Accepted for/Published in: JMIR Medical Informatics
Date Submitted: Apr 11, 2025
Open Peer Review Period: Apr 23, 2025 - Jun 18, 2025
Date Accepted: Mar 12, 2026
(closed for review but you can still tweet)
Machine Learning Analysis: Data Mining and Feature Selection in Cancer Information Seeking among United States Adults
ABSTRACT
Background:
Feature selection is essential in machine learning (ML) for identifying relevant variables. The Boruta algorithm and the least absolute shrinkage and selection operator (LASSO) are two widely used methods.
Objective:
This study aimed to (1) compare feature selection methods (Boruta, LASSO, their combination, principal component analysis (PCA), and non-feature selection), and (2) develop ML tools to predict cancer information seeking among U.S. adults.
Methods:
Data from 5505 individuals (2630 cancer information seekers and 2975 non-seekers) were selected from the 2022 Health Information National Trends Survey (HINTS 6).

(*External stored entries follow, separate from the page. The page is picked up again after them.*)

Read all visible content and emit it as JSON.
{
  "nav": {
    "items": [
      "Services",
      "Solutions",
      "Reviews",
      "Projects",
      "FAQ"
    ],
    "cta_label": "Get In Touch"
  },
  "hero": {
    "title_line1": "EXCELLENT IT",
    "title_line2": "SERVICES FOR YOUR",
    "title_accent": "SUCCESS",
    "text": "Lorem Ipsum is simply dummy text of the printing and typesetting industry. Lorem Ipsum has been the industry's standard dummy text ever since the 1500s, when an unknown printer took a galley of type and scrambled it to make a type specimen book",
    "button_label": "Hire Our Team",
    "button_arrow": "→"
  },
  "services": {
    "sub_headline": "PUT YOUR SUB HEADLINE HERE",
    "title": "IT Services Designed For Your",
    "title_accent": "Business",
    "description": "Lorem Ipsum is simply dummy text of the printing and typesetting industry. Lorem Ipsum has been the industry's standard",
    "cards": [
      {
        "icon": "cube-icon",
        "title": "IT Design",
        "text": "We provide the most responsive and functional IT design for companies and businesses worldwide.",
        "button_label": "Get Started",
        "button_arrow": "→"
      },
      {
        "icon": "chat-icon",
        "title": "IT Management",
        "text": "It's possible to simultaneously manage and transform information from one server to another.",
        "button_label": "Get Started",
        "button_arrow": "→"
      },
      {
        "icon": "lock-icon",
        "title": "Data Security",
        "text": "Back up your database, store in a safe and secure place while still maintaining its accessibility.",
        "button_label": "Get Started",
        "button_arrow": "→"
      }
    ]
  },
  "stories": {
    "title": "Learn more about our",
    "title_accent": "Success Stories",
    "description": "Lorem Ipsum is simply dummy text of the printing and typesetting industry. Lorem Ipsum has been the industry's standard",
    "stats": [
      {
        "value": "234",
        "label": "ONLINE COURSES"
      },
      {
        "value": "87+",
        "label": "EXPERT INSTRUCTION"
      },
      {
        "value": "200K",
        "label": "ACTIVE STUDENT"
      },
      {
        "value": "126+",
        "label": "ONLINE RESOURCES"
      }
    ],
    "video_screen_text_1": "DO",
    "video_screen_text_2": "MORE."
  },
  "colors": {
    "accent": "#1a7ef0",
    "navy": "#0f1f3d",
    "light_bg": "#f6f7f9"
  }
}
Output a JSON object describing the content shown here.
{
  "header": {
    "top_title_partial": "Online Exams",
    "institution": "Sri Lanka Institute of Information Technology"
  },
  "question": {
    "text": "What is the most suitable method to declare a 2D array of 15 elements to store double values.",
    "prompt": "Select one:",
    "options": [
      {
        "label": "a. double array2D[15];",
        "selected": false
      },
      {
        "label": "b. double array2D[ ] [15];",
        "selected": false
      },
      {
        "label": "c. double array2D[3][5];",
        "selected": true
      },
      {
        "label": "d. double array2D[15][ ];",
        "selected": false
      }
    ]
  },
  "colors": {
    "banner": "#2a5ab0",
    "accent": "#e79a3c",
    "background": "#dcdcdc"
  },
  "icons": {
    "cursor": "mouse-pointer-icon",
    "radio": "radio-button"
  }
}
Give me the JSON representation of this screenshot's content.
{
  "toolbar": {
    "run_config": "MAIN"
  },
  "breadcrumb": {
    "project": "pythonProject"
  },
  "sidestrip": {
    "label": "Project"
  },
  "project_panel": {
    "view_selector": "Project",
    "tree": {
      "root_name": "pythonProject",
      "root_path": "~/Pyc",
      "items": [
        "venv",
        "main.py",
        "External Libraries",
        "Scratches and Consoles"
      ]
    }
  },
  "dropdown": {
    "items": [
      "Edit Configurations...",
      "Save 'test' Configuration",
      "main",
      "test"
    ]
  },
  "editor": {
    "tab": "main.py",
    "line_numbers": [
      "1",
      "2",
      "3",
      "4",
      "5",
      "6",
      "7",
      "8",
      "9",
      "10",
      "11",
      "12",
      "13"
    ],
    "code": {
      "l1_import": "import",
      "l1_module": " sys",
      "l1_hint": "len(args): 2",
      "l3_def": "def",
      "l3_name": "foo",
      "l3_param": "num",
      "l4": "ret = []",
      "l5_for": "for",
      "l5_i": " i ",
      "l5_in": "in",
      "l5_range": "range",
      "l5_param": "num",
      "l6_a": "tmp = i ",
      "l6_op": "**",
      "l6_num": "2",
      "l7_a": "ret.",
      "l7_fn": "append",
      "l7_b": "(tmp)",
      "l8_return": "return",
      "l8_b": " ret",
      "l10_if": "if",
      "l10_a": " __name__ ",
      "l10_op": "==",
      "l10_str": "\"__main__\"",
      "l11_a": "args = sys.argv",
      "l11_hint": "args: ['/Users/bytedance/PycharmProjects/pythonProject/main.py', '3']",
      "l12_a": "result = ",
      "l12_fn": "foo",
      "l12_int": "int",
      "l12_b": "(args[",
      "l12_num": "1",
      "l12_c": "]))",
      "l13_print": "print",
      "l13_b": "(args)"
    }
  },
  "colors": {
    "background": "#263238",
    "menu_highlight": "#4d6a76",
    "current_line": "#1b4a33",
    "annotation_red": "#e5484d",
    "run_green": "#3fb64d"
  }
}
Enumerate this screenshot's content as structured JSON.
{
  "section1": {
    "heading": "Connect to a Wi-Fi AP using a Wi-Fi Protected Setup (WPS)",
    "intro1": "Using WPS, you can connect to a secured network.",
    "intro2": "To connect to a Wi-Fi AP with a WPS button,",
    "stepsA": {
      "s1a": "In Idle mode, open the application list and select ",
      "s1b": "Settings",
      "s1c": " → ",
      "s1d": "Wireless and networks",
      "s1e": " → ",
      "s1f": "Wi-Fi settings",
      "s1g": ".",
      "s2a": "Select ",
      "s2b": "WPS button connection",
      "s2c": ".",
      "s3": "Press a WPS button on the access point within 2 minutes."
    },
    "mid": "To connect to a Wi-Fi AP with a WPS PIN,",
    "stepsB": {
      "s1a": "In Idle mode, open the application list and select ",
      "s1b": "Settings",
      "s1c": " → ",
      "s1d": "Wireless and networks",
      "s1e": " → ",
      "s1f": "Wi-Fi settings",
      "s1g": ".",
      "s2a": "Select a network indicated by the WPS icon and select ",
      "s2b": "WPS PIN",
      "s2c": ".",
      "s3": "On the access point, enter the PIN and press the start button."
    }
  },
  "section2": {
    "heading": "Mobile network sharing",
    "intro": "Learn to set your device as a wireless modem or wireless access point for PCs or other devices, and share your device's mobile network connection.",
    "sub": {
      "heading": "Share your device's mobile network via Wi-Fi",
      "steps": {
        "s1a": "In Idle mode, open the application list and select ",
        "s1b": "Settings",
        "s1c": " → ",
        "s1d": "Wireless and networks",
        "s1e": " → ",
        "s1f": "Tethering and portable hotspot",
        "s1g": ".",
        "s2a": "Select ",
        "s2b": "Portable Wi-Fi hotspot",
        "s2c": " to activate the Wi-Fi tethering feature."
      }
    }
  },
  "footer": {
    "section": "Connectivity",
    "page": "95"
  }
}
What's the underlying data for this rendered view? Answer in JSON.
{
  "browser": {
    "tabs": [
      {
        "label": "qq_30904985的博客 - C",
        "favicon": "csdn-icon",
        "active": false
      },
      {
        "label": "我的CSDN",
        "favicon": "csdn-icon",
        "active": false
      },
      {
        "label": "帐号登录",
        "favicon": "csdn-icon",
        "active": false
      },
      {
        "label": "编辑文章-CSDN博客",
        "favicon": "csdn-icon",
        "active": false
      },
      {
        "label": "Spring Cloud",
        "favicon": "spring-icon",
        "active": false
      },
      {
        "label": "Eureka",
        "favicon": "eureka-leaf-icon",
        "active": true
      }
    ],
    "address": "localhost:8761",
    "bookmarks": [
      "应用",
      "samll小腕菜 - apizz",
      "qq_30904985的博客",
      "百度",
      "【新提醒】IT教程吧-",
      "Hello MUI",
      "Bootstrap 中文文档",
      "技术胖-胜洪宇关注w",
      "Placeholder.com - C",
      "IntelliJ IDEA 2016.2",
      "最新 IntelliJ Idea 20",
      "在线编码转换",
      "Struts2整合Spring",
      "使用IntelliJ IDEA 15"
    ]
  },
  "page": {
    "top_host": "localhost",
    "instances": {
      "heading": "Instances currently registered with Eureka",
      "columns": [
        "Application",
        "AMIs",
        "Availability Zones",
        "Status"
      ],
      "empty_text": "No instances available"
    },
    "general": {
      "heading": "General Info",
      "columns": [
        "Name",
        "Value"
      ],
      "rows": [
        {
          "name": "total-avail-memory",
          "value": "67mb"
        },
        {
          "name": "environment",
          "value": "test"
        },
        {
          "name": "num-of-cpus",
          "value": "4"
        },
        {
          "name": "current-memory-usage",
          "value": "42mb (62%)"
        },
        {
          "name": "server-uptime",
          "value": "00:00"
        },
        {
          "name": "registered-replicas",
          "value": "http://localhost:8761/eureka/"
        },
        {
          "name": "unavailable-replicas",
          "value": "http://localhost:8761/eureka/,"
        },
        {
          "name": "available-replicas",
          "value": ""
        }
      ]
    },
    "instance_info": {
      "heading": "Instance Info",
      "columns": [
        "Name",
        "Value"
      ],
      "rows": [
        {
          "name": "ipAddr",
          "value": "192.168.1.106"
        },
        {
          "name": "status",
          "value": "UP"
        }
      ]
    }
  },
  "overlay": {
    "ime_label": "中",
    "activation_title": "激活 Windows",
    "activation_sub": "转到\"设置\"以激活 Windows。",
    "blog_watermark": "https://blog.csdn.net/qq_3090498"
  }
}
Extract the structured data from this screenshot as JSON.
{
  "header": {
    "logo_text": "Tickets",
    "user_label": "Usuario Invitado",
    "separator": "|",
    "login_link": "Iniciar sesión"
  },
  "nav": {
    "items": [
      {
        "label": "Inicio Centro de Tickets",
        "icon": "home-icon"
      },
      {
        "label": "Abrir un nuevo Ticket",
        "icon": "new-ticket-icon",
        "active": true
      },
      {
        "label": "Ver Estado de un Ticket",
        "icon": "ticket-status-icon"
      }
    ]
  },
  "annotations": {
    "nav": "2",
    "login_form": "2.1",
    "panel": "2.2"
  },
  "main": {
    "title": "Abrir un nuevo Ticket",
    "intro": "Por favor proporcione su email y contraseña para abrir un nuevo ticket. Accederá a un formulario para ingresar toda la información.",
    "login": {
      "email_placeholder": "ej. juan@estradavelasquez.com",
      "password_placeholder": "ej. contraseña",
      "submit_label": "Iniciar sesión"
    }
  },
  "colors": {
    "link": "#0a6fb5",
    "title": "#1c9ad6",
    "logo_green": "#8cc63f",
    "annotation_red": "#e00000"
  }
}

Four feature selection approaches and five ML tools (the support vector machines (SVMs) algorithms, logistic regression (LR), random forest (RF), k-nearest neighbor (KNN), and extreme gradient boosting (XGBoost)) were applied to develop ML models to predict cancer information seeking.
Results:
The cancer information seeking prevalence was 47.2% (42.8% for males and 49.7% for females). The Boruta and LASSO selected 45 and 55 variables, respectively, with 36 in common. The PCA identified 21 uncorrelated factors. RF performed best, with similar AUCs for Boruta, LASSO, and no feature selection (≈0.950) and accuracy (≈0.860). Using PCA-selected variables yielded a slightly lower AUC (0.931) but comparable accuracy (0.853). Stepwise regression confirmed 21 of 36 selected key predictors, including personal/family cancer history, health information access, education, income, social media use, smoking, alcohol beliefs, and healthcare visits.
Conclusions:
Feature selection effectively reduce dimensionality while retaining the predictive power. Boruta and LASSO performed comparably in terms of the selected variables. PCA-based selection uncorrelated s also proved useful. The key identified factors associated with cancer information seeking can guide future cancer intervention and prevention strategies.